UMass also came to watch Coleman on the basketball court in January, when he went off for a season-high 42 points against Lowell Catholic, and Anchormen coach Colin Walsh suggests maybe that was the tipping point.

Still, the stigma of his league seems to be slowly shedding. Oregon State, Michigan and Boston College were among the schools checking in with St. Clement’s All-State receiver Khaneil Bruce two years ago, before an eye injury sidelined him at Nassau (N.Y.) Community College (Bruce, a Cambridge resident, signed with New Haven last month). Last year Matignon offensive tackle Badara Traore caught the eye of Cincinnati and Eastern Michigan, before also heading to Nassau.

“A lot of the schools in this league fly under the radar,” Walsh said. “A lot of the coaches come in and say, ‘Well, look at the competition’. But in the offseason, we’re going to summer camps against the best competition, and they’re going to blue chip camps. In-season, yes, maybe there’s not 22 Division 1 players on the field -- but there’s certainly three, four, five on the field every week.”

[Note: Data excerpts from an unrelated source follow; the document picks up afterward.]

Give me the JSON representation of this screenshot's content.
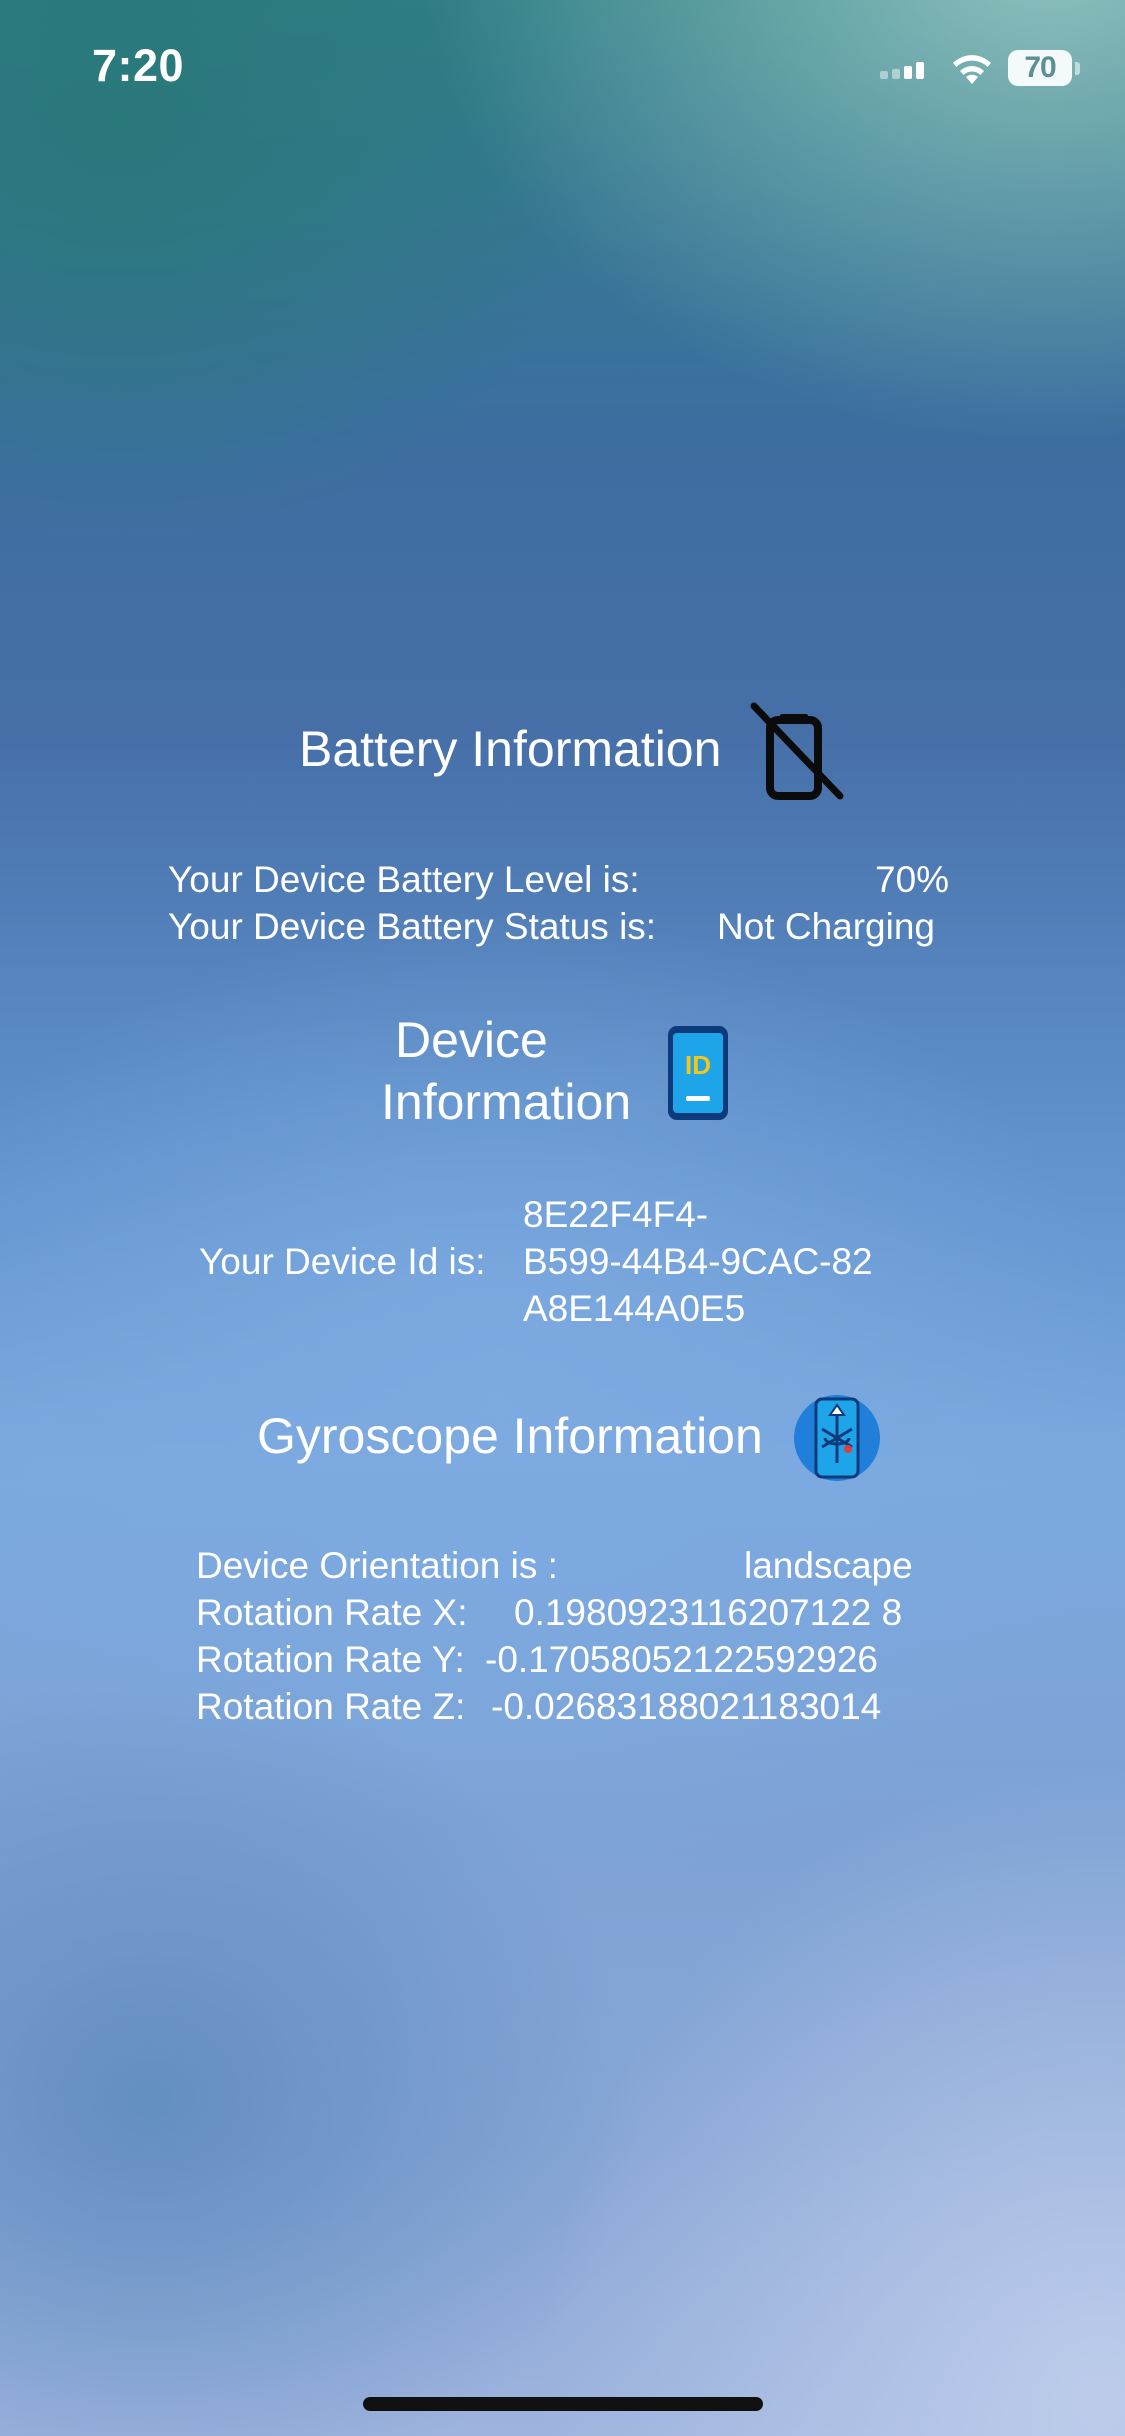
{
  "status_bar": {
    "time": "7:20",
    "battery_percent": "70",
    "signal_bars_active": 2,
    "signal_bars_total": 4
  },
  "battery_section": {
    "title": "Battery Information",
    "icon": "battery-slash-icon",
    "level_label": "Your Device Battery Level is:",
    "level_value": "70%",
    "status_label": "Your Device Battery Status is:",
    "status_value": "Not Charging"
  },
  "device_section": {
    "title_line1": "Device",
    "title_line2": "Information",
    "icon": "phone-id-icon",
    "id_label": "Your Device Id is:",
    "id_value_lines": [
      "8E22F4F4-",
      "B599-44B4-9CAC-82",
      "A8E144A0E5"
    ]
  },
  "gyroscope_section": {
    "title": "Gyroscope Information",
    "icon": "gyroscope-phone-icon",
    "orientation_label": "Device Orientation is :",
    "orientation_value": "landscape",
    "rate_x_label": "Rotation Rate X:",
    "rate_x_value": "0.1980923116207122 8",
    "rate_y_label": "Rotation Rate Y:",
    "rate_y_value": "-0.17058052122592926",
    "rate_z_label": "Rotation Rate Z:",
    "rate_z_value": "-0.02683188021183014"
  },
  "colors": {
    "text": "#ffffff",
    "id_badge": "#f5c518",
    "phone_screen": "#1ea5e9"
  }
}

Coleman, who doesn’t turn 18 until this summer, is planning on grayshirting the fall semester at UMass, becoming a full-time student in the spring 2017 semester. He signed with UMass as an "athlete", with the possibility of filling one of several undetermined roles -- long-term, the plan is to make him an offensive tackle, but he could fit at defensive end as well.

“I’m still in disbelief that it went through, but I’m happy that I did,” Coleman said.